Upon receipt of a written request to refrain and remove information, the person, business, or association that disclosed, re-disclosed, or otherwise made available the information shall have 72 hours to remove that information from the Internet or where otherwise made available, and shall not disclose, re-disclose, or otherwise make available that information to any other person, business, or association through any medium.

[If the material is] not timely removed … within 72 hours [or the poster] re-discloses [it] … at any time subsequent to receipt of the written request, [the judge, prosecutor, or law enforcement officer] may bring an action seeking injunctive or declaratory relief in the Superior Court.
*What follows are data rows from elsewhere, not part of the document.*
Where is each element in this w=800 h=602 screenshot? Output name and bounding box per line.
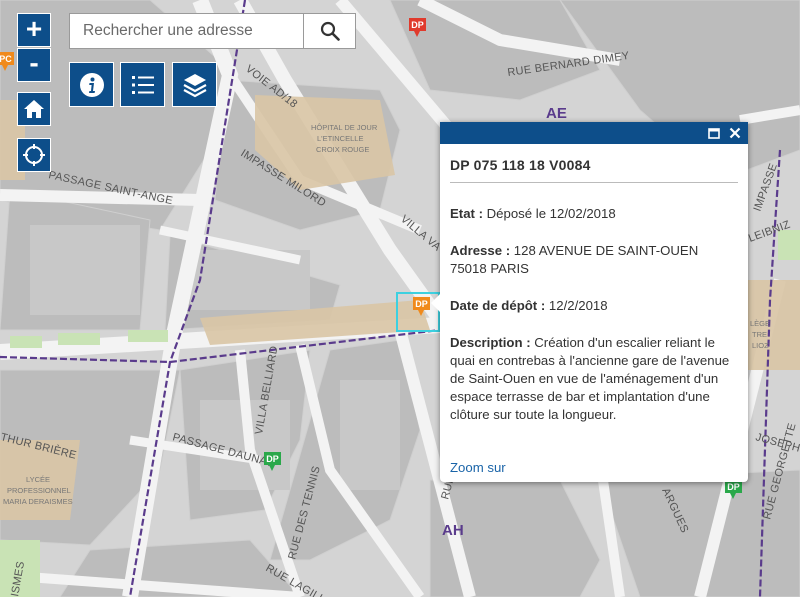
description-field: Description : Création d'un escalier rel… [450,334,738,424]
info-button[interactable] [69,62,114,107]
etat-value: Déposé le 12/02/2018 [486,206,616,221]
list-icon [131,75,154,94]
maximize-icon [708,127,720,139]
zoom-to-link[interactable]: Zoom sur [450,460,506,475]
home-button[interactable] [17,92,51,126]
description-label: Description : [450,335,531,350]
date-value: 12/2/2018 [548,298,608,313]
locate-icon [23,144,45,166]
svg-text:DP: DP [415,299,428,309]
maximize-button[interactable] [706,125,722,141]
svg-text:DP: DP [266,454,279,464]
zone-label-ae: AE [546,105,567,122]
legend-button[interactable] [120,62,165,107]
zoom-in-button[interactable]: + [17,13,51,47]
zoom-out-button[interactable]: - [17,48,51,82]
adresse-field: Adresse : 128 AVENUE DE SAINT-OUEN 75018… [450,242,738,278]
zone-label-ah: AH [442,522,464,539]
etat-field: Etat : Déposé le 12/02/2018 [450,205,738,223]
search-input[interactable] [70,14,303,48]
poi-label: LYCÉE [26,475,50,484]
popup-header [440,122,748,144]
date-label: Date de dépôt : [450,298,546,313]
popup-body: DP 075 118 18 V0084 Etat : Déposé le 12/… [440,144,748,424]
locate-button[interactable] [17,138,51,172]
info-icon [79,72,104,97]
poi-label: CROIX ROUGE [316,145,369,154]
poi-label: L'ETINCELLE [317,134,363,143]
poi-label: LÈGE [750,319,770,328]
poi-label: PROFESSIONNEL [7,486,71,495]
layers-icon [182,73,207,97]
zoom-in-label: + [25,12,43,44]
popup-pointer [431,294,440,312]
close-icon [729,127,741,139]
search-icon [320,21,340,41]
svg-text:PC: PC [0,54,12,64]
poi-label: HÔPITAL DE JOUR [311,123,378,132]
close-button[interactable] [727,125,743,141]
adresse-label: Adresse : [450,243,511,258]
poi-label: MARIA DERAISMES [3,497,73,506]
svg-text:DP: DP [727,482,740,492]
info-popup: DP 075 118 18 V0084 Etat : Déposé le 12/… [431,122,748,482]
popup-title: DP 075 118 18 V0084 [450,157,738,183]
search-box [69,13,356,49]
date-field: Date de dépôt : 12/2/2018 [450,297,738,315]
svg-text:DP: DP [411,20,424,30]
zoom-out-label: - [29,47,39,78]
poi-label: LIOZ [752,341,769,350]
etat-label: Etat : [450,206,483,221]
search-button[interactable] [303,14,355,48]
poi-label: TRE [752,330,767,339]
layers-button[interactable] [172,62,217,107]
home-icon [24,100,44,118]
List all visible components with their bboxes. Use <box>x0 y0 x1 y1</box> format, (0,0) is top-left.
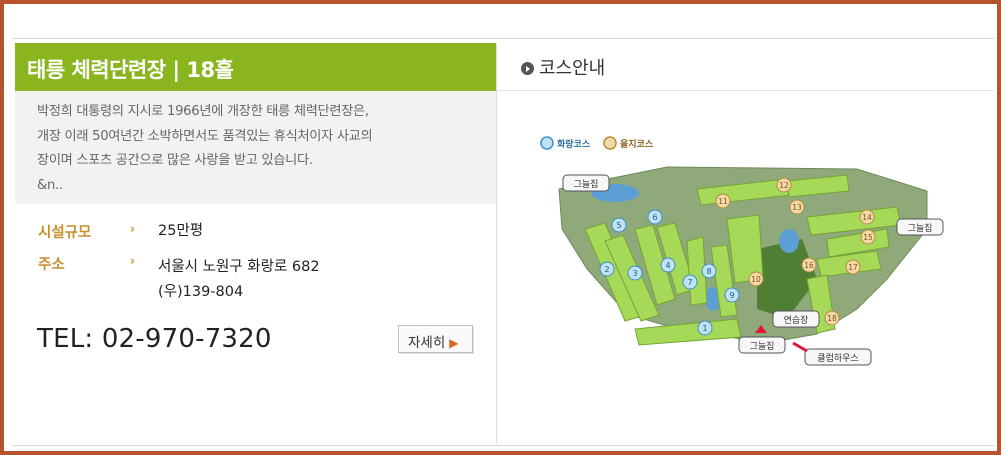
golf-info-panel: 태릉 체력단련장 | 18홀 박정희 대통령의 지시로 1966년에 개장한 태… <box>15 43 496 443</box>
svg-text:12: 12 <box>779 181 789 190</box>
widget-frame: 태릉 체력단련장 | 18홀 박정희 대통령의 지시로 1966년에 개장한 태… <box>0 0 1001 455</box>
course-guide-header: 코스안내 <box>497 43 994 91</box>
svg-text:4: 4 <box>665 261 670 270</box>
play-bullet-icon <box>521 62 534 75</box>
description-line: 박정희 대통령의 지시로 1966년에 개장한 태릉 체력단련장은, <box>37 104 369 119</box>
hole-marker: 5 <box>611 217 627 233</box>
svg-text:2: 2 <box>604 265 609 274</box>
eulji-legend-icon <box>603 136 617 150</box>
detail-button-label: 자세히 <box>408 335 446 351</box>
hole-marker: 18 <box>824 310 840 326</box>
hole-marker: 8 <box>701 263 717 279</box>
hole-marker: 13 <box>789 199 805 215</box>
course-map: 화랑코스 을지코스 1 2 3 4 5 6 7 8 9 10 11 12 13 … <box>540 136 944 366</box>
legend-eulji: 을지코스 <box>620 138 654 150</box>
hole-marker: 15 <box>860 229 876 245</box>
hole-marker: 9 <box>724 287 740 303</box>
svg-text:7: 7 <box>687 278 692 287</box>
course-guide-title: 코스안내 <box>539 58 606 79</box>
legend-hwarang: 화랑코스 <box>557 138 591 150</box>
content-area: 태릉 체력단련장 | 18홀 박정희 대통령의 지시로 1966년에 개장한 태… <box>12 38 994 446</box>
phone-number: TEL: 02-970-7320 <box>37 324 272 354</box>
address-line-1: 서울시 노원구 화랑로 682 <box>158 259 320 275</box>
shade-house-label: 그늘집 <box>574 178 599 190</box>
svg-text:3: 3 <box>632 269 637 278</box>
svg-text:15: 15 <box>863 233 873 242</box>
svg-text:18: 18 <box>827 314 837 323</box>
svg-text:6: 6 <box>652 213 657 222</box>
svg-text:13: 13 <box>792 203 802 212</box>
hole-marker: 12 <box>776 177 792 193</box>
course-description: 박정희 대통령의 지시로 1966년에 개장한 태릉 체력단련장은, 개장 이래… <box>15 91 496 204</box>
svg-text:14: 14 <box>862 213 872 222</box>
chevron-right-icon: ▶ <box>449 336 459 350</box>
course-guide-panel: 코스안내 화랑코스 을지코스 1 2 3 4 5 6 7 8 9 10 11 1… <box>497 43 994 443</box>
description-line: 개장 이래 50여년간 소박하면서도 품격있는 휴식처이자 사교의 <box>37 128 373 144</box>
chevron-right-icon: › <box>130 222 135 236</box>
description-line: 장이며 스포츠 공간으로 많은 사랑을 받고 있습니다. <box>37 153 313 168</box>
svg-text:1: 1 <box>702 324 707 333</box>
hole-marker: 6 <box>647 209 663 225</box>
map-legend: 화랑코스 을지코스 <box>540 136 654 150</box>
description-line: &n.. <box>37 177 63 193</box>
svg-text:16: 16 <box>804 261 814 270</box>
chevron-right-icon: › <box>130 254 135 268</box>
svg-text:11: 11 <box>718 197 728 206</box>
hole-marker: 4 <box>660 257 676 273</box>
practice-range-label: 연습장 <box>784 315 809 326</box>
hole-marker: 7 <box>682 274 698 290</box>
hole-marker: 14 <box>859 209 875 225</box>
hwarang-legend-icon <box>540 136 554 150</box>
shade-house-label: 그늘집 <box>908 222 933 234</box>
shade-house-label: 그늘집 <box>750 340 775 352</box>
svg-text:10: 10 <box>751 275 761 284</box>
hole-marker: 2 <box>599 261 615 277</box>
hole-marker: 16 <box>801 257 817 273</box>
facility-label: 시설규모 <box>38 225 92 241</box>
clubhouse-pointer-icon <box>792 341 808 353</box>
course-title: 태릉 체력단련장 | 18홀 <box>15 43 496 91</box>
hole-marker: 10 <box>748 271 764 287</box>
pond <box>779 229 799 253</box>
hole-marker: 1 <box>697 320 713 336</box>
detail-button[interactable]: 자세히 ▶ <box>398 325 473 353</box>
svg-text:5: 5 <box>616 221 621 230</box>
address-line-2: (우)139-804 <box>158 284 244 300</box>
svg-text:17: 17 <box>848 263 858 272</box>
clubhouse-label: 클럽하우스 <box>817 353 858 364</box>
hole-marker: 11 <box>715 193 731 209</box>
svg-text:9: 9 <box>729 291 734 300</box>
address-label: 주소 <box>38 257 65 273</box>
hole-marker: 17 <box>845 259 861 275</box>
hole-marker: 3 <box>627 265 643 281</box>
svg-text:8: 8 <box>706 267 711 276</box>
facility-value: 25만평 <box>158 223 204 239</box>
If the court grants injunctive or declaratory relief, the person, business, or association responsible for the violation shall be required to pay reasonable attorney's fees and other litigation costs ….

This would, among other things, require removing any items that mention a family member's name when discussing

  1. how the professional or political actions of a judge's spouse, parent, or child can create a possibility of bias for the judge,
  2. whether there might have been nepotism in a judge's, prosecutor's, or police officer's family member being hired by a government agency,
  3. whether the treatment of a judge's, prosecutor's, or police officer's family member who had been accused of a crime might have been influenced by the connection, and more.

It would extend to all sorts of commentary, whether blog posts, newspaper articles, or anything else. And it would apply regardless of whether there's evidence that mention of the family member's name creates a serious risk of violence against the family member. I sympathize with the concern that prompted the law (and in particular the murder of U.S. District Judge Esther Salas' son), but I can't see how this would be constitutional.

Thanks to Keith Kaplan for the pointer.